Some NATO members, led by Spain, are urging a change in tactics against the Somali pirates. Spain wants the three ports, where the mother ships are based, to be blockaded (warships prevent any ships from entering or leaving), and greater efforts made to find and seize or destroy the mother ship (or ships) that are making the speedboat attacks possible far off the Somali coast. The foreign nations supporting the anti-piracy patrol do not want to go ashore and destroy pirate bases. That's because the Somalis are enthusiastic and persistent fighters. The Somalis have been pacified in the past, but using methods that are politically unacceptable today.

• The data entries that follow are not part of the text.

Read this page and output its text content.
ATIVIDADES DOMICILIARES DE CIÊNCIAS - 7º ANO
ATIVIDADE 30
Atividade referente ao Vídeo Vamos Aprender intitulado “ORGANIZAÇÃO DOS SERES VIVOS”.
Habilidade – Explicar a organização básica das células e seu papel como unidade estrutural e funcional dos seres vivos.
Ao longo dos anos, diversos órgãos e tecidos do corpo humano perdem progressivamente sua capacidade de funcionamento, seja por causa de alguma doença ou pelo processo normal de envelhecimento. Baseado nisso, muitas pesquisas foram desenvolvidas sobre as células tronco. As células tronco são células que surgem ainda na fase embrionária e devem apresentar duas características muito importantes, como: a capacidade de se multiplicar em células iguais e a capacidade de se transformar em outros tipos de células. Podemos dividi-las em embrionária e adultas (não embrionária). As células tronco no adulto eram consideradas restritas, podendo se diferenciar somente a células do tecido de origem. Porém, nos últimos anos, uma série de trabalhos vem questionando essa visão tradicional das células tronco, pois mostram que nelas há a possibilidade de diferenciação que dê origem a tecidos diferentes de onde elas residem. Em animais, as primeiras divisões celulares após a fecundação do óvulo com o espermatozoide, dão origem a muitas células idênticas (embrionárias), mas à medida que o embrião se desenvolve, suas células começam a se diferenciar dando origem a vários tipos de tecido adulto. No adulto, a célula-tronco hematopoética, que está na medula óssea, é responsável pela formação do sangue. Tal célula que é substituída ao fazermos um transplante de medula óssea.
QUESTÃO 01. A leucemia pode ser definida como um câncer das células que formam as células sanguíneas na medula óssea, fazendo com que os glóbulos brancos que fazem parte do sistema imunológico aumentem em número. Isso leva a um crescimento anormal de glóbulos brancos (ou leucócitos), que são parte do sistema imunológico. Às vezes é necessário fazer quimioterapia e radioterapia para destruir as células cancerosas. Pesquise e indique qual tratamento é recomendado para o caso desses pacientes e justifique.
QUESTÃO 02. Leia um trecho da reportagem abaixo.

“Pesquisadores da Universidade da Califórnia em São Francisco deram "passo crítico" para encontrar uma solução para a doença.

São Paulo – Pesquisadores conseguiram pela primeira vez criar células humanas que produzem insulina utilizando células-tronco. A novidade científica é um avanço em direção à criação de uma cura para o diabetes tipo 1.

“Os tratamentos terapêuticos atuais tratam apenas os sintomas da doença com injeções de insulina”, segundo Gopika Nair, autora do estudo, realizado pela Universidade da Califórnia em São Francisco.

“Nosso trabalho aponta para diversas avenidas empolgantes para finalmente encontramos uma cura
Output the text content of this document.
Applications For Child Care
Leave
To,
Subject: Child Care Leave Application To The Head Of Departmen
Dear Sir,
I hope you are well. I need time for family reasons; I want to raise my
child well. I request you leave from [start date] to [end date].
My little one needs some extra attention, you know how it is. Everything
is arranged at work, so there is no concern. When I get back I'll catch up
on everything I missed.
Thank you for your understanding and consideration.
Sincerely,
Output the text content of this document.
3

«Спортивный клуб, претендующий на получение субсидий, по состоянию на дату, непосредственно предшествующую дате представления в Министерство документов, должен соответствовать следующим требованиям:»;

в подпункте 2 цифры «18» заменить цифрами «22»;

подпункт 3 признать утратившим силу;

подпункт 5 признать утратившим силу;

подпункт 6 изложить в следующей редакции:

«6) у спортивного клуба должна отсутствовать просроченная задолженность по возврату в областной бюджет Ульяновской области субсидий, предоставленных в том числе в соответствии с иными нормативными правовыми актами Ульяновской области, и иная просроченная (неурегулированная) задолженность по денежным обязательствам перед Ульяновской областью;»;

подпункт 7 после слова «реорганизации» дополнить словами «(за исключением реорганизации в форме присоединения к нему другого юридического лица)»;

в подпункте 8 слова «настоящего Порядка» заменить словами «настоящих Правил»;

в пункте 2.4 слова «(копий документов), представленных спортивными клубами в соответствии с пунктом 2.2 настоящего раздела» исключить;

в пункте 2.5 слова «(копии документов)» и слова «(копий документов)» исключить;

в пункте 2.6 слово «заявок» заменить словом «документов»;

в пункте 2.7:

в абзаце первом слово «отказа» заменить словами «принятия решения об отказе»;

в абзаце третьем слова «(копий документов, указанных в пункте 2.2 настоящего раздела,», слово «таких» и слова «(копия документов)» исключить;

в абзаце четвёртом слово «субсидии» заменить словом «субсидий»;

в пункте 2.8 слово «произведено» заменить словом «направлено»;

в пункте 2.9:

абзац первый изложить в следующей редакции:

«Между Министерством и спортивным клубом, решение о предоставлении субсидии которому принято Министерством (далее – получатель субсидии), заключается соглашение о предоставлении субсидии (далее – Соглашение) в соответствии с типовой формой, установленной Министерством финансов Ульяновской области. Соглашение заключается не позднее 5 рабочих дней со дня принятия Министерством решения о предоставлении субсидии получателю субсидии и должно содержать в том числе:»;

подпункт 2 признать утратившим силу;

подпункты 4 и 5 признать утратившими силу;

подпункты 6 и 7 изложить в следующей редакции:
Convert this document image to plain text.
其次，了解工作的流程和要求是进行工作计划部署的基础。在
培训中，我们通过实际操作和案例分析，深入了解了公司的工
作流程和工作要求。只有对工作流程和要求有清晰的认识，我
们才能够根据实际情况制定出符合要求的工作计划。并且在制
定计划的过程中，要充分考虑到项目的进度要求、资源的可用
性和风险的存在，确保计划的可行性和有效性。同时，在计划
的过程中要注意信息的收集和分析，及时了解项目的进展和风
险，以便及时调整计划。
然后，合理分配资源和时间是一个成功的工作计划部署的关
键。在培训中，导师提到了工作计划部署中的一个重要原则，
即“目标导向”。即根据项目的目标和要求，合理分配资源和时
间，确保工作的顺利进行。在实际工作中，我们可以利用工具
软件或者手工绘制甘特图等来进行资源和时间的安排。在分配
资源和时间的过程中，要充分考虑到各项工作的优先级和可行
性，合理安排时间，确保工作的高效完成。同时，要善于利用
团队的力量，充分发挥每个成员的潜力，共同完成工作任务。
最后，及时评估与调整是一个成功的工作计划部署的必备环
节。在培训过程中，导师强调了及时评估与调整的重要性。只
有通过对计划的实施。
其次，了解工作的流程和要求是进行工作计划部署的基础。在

Perhaps one day we'll see a coalition of the willing that will convoy civilian shipping, blockade pirate ports, hunt down pirate mother ships, sink pirate speed boats, bomb and shell pirates, and even go ashore to destroy piracy-related facilities and kill pirate leaders. Heck, if it makes you feel better we can ever arrest some of the survivors and try them in court!
Depending on your appetite for doing something, surely there'd be a role for the meekest and the boldest with all these tasks to complete.
And for the land missions, perhaps a couple American Marine Expeditionary Units could spearhead an Egyptian and Indian brigade landing that goes into the pirate havens to put a little fear of the civilized world into the pirates. And if jihadis die, too, in the operation, I won't shed tears.
Egyptian and Indian troops could get away with this mission given their status as non-Western states. Each has an interest in pacifying the Indian Ocean's Horn region to, respectively, safeguard Suez Canal traffic and suppress private sea-going gangs that might moonlight by slipping men and material ashore in India. India would also like to minimize outside powers' navies in what they see as "their" ocean, which won't happen while pirates seize ships for ransom.
Yeah, I know. Killing pirates is so 19th century. But I guy can dream, can't he?